Il faut sauter jusqu’au siècle dernier pour que le récit continue et là, la chose devient plus troublante car il ne s’agit plus de légendes difficilement vérifiables mais de faits archivés et vérifiables et on va découvrir une incroyable série de malchance. Au printemps de 1869, l’impératrice Eugénie visite la Côte d’Azur au renom alors grandissant. Elle est accompagnée de l'académicien Prosper Mérimée. Gravissant les premières pentes du Mont des Oiseaux, elle est séduite par ce panorama unique et définitivement conquise. Elle ordonne immédiatement l'achat du terrain environnant. Alors une vieille femme en haillons, courbée, décrépie, surgit d'un buisson et, fendant la suite impériale figée de stupeur, s'avance vers l'auguste visiteuse : « Majesté, tu es puissante, tu es riche, tu as toute la France à ta disposition. Moi Je suis seule, pauvre et vieille. Mais ce domaine est le mien et si tu passes outre, il t’arrivera malheur ! » Mérimée qui se trouve tout près veut s'interposer et écarter cette folle. « Toi, tu es un méchant. Tu seras puni avant un an. » Ayant proféré cette menace, la vieille s'éloigne en grommelant. Personne ne parvient à identifier cette vieille si insolente. Mais ce qui est sur c'est que Mérimée, fidèle au rendez-vous, mourut 11 mois plus tard, en 1870. Eugénie fit bien acheter les terres mais ne pourra pas revenir non plus, la Commune ayant mis fin a son règne entre temps.

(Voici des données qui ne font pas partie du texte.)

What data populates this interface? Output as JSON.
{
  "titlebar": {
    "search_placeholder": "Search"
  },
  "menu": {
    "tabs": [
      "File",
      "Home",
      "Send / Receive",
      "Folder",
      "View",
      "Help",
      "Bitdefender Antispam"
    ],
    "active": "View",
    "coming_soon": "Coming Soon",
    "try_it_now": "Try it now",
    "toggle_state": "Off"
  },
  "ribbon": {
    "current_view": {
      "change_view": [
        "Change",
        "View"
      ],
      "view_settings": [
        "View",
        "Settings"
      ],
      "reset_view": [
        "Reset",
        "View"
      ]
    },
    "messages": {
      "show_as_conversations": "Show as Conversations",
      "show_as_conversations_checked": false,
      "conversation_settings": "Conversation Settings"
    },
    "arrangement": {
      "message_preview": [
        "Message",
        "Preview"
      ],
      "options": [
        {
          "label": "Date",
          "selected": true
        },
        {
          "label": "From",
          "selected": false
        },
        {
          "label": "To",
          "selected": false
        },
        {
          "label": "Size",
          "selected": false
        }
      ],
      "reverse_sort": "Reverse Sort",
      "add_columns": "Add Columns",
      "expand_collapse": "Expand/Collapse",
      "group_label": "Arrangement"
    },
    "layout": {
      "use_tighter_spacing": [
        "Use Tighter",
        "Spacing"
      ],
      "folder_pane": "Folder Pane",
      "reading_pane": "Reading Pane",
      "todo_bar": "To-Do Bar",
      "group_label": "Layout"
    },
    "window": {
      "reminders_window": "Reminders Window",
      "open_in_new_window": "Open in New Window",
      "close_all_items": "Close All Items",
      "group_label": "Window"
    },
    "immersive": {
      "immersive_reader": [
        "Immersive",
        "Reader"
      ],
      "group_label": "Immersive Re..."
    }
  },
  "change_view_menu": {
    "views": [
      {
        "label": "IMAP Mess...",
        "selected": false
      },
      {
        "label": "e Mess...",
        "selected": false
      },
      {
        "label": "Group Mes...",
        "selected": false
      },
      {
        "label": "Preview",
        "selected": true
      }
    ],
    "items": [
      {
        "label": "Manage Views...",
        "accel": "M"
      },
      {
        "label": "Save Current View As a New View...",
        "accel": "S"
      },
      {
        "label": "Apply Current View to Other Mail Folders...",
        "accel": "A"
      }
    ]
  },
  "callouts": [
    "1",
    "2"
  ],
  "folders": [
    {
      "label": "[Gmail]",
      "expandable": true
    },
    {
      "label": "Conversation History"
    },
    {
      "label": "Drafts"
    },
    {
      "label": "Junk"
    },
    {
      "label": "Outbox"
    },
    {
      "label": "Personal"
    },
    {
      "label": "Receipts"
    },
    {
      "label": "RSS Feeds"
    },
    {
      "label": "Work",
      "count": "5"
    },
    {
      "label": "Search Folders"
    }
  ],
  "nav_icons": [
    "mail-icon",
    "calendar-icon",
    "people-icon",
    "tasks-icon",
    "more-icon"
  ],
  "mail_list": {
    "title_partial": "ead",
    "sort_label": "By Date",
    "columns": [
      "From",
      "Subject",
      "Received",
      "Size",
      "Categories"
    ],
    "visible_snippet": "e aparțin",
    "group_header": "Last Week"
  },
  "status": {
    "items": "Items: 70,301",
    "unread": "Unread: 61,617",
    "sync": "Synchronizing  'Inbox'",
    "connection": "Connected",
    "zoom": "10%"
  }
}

Le terrain est alors racheté par Auguste Parent. Riche passionné d’archéologie, ayant déjà hiverné à Hyères, il est séduit par la proximité des ruines d’Olbia et entreprend la construction d’un chateau fastueux. Les travaux se déroulent de 1872 à 1878, mais, la malchance s'acharne alors sur lui et très endetté, il finit par vendre.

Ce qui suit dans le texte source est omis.